La base n’est pas écoutée enfin, si on nous écoute, on nous parle mais rien ne se passe, sauf des procédures qui alourdissent le système. Il faudrait des procédures raccourcies. Si on pouvait arrêter de faire des économies de bout de chandelle ou alors le directeur départemental qui gagne soixante cinq mille francs par mois on ne pourrait lui en enlever dix mille ?

Mais non ça ne lui suffit pas, il suit un plan de carrière pour gagner plus.

Pourquoi vouloir gagner plus aux dépends des autres en courant à droite et à gauche.

Si vous étiez en état de grande souffrance psychologique, qui iriez vous voir en priorité ?


Mes proches, ma compagne avant même le médecin.

Quel phénomène de souffrance psy éprouvez vous ?


Quand tu vas au boulot et que ça ne se passe pas bien. On n’a rien à quoi se raccrocher. Ça remet tout en cause, les compétences professionnelles, l’envie de travailler etc..
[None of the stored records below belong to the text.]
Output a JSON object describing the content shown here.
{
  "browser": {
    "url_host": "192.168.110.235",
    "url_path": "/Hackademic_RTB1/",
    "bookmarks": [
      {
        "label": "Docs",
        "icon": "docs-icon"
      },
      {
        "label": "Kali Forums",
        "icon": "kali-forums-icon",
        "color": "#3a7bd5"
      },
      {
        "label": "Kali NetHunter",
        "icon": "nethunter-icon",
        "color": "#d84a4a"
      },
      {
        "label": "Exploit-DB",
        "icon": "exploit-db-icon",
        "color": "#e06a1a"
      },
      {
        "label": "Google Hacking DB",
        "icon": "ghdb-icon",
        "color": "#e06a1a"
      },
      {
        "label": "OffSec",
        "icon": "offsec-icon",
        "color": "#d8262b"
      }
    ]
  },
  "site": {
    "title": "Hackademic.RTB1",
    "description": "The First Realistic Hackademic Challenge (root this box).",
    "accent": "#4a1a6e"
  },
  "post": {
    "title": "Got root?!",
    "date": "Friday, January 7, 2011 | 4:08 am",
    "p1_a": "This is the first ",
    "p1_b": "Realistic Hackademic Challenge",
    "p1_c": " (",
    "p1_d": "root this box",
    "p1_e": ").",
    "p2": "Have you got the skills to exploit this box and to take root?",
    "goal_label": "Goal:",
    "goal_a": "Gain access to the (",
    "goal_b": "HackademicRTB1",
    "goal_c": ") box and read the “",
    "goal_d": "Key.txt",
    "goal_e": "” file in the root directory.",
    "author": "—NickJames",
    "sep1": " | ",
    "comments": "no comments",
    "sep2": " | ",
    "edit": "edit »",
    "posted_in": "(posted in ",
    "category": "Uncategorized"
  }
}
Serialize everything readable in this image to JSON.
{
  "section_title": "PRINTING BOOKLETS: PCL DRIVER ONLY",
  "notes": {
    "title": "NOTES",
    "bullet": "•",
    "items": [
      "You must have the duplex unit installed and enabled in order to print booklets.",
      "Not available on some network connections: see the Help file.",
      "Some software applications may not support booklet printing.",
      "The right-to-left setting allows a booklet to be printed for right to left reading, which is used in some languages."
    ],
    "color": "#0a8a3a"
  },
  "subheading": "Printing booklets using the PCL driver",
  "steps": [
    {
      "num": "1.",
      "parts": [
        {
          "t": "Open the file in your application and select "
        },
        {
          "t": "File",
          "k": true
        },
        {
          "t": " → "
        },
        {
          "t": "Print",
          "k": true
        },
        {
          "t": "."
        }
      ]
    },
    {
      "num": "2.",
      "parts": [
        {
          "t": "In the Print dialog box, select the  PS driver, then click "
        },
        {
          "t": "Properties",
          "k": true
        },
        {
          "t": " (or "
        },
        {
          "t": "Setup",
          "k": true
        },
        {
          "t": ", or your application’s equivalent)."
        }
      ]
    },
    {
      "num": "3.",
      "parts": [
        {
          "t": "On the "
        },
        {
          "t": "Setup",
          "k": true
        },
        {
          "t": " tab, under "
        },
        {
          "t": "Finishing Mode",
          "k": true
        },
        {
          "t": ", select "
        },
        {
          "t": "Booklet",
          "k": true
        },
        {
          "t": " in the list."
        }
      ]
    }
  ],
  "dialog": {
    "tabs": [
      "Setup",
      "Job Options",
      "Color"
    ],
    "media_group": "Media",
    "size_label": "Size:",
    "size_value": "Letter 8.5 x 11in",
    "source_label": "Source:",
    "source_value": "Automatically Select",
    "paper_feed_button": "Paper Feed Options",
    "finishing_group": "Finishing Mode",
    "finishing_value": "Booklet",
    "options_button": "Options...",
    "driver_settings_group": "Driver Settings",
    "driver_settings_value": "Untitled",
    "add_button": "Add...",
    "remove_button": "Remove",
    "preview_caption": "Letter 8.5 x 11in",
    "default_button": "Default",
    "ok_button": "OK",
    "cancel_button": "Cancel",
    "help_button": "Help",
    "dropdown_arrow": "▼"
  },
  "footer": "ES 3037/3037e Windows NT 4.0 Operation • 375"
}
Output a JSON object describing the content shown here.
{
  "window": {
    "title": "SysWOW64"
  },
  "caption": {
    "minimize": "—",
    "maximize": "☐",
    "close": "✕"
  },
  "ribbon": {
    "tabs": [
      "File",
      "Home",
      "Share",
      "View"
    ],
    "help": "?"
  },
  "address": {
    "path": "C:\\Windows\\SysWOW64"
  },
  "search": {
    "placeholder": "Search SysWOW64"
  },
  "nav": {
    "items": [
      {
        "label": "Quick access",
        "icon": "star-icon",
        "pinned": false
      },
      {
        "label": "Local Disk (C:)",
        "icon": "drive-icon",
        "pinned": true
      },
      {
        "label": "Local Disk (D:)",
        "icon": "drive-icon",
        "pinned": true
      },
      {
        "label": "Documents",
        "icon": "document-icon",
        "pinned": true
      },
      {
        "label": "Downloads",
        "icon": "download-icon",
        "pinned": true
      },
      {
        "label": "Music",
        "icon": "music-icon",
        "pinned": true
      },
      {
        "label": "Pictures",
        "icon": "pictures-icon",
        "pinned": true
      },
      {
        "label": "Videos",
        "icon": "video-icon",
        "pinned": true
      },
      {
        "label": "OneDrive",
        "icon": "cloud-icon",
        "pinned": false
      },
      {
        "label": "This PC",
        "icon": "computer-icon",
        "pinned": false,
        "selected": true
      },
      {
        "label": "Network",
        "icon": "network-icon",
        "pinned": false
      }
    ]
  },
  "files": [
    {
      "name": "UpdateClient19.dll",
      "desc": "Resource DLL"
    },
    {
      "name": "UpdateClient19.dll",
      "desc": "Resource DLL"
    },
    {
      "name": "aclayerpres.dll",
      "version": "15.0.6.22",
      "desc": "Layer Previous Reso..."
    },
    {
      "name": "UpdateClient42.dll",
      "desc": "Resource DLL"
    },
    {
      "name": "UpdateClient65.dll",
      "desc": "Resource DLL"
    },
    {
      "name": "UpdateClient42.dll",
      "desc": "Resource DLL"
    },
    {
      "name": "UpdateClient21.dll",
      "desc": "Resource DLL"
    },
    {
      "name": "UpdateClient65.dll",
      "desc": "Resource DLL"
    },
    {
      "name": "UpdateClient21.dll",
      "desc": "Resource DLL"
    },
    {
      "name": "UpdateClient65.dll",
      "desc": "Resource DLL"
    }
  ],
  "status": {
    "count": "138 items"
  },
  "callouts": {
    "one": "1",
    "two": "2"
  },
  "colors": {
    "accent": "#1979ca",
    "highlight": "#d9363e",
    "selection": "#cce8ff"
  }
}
Mes parents étaient des gens simples et je n’ai pas un ego démesuré. La souffrance pour moi c’est l’absence de reconnaissance professionnelle et l’impression d’être enfermé dans une case “pompier” ; bref, être incompris c’est cela la souffrance : ne pas avoir deplace

Quel est le rôle du psychiatre, du psychologue, du psychanalyste ?


Je ne fais ni ne connais la différence entre psychiatre et psychanalyste mais je n’en attends pas de miracle.

Il faut apprendre aux gens que c’est important d’être écouter y compris pour les jeunes qui ne savent pas que parler à un psy ce n’est pas être fou.

On a peur de quelqu’un qui a un malaise dans la rue. Si le comportement parait anormal, les gens fuient c’est donc au psy d’aller vers les gens et pas le contraire.

Propos recueillis par Nataline Alessandrini-Leroy.